The tension in the room was quieter than she expected but more persistent. It moved through the silences rather than the conversations, in the way each of them avoided certain statements, certain direct looks. Riley was the most visibly unsettled. Zach had something coiled behind his flippancy tonight that wasn't usually there. Logan was controlled in a way that felt deliberate rather than natural. And Caleb sat against the wall and watched and said almost nothing at all, which was unusual even for Caleb.
'Let's start with what we each actually saw,' Ava said. 'Without the versions we've been telling people all day. What do we actually remember?'
Logan said he'd seen Sienna near the fireplace around eleven-thirty and then hadn't noticed her again. Zach said he'd been doing the card trick and wasn't paying attention to much else. Riley said she'd waved at Sienna across the room sometime around eleven but they hadn't spoken. Caleb said he hadn't really tracked her movements.

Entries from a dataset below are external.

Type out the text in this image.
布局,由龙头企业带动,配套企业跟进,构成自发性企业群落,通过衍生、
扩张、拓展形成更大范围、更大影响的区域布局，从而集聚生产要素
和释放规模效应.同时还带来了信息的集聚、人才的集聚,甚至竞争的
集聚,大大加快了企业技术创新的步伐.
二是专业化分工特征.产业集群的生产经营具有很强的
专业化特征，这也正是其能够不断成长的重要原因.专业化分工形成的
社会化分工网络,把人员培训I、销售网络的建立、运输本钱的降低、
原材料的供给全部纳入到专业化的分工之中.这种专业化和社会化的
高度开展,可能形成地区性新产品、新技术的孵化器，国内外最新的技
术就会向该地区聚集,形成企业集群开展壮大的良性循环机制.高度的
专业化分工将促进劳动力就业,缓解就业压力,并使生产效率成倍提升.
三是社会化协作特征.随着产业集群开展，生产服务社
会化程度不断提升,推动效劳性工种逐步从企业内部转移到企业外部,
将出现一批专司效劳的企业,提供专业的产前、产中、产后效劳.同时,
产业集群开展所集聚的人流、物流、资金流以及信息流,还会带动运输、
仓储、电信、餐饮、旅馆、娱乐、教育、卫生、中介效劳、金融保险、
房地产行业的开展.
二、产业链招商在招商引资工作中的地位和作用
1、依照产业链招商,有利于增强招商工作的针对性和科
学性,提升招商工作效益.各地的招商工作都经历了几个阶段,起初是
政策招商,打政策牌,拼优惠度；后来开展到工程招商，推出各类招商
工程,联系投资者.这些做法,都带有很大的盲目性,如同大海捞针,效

None of them mentioned the phone.
Ava said nothing about that yet. She was still deciding.
'Where was everyone when the sirens came?' she asked instead.
Logan: still at the party, inside. Zach: same. Riley: she'd been in the kitchen. Caleb: he'd stepped out to the back patio for a while, he wasn't sure exactly when.
'How long is a while?' Ava asked.
Caleb looked at her with an expression she couldn't fully read. 'Twenty minutes, maybe. I needed some air.'
'Anyone with you?'
A pause that was maybe a half-second too long. 'No.'
Ava nodded and let it go, filing it carefully.
She walked home alone because she lived close enough and needed the air herself, and it was on the shortcut through the park's outer path, not the park itself but the paved strip running alongside the fence, that she saw it.
It was in the grass just off the path, caught on a ridge of dirt near the fence post: a bracelet, silver chain with a small constellation charm, one of the links clearly snapped. Ava had seen it on Sienna's wrist dozens of times. She crouched and looked at it for a long moment, not touching it. Then she took a photo with her phone.
She stood up and looked at the fence and at the path and at the darkness beyond the park's tree line, and felt the cold in a new way.
The bracelet was ten feet from the park entrance, and it had not been there in the photo Riley had taken of Sienna at the party earlier that night, the one she'd posted before things went wrong. In the photo, the bracelet was intact on Sienna's wrist.
Something had happened on this path. Or just past it.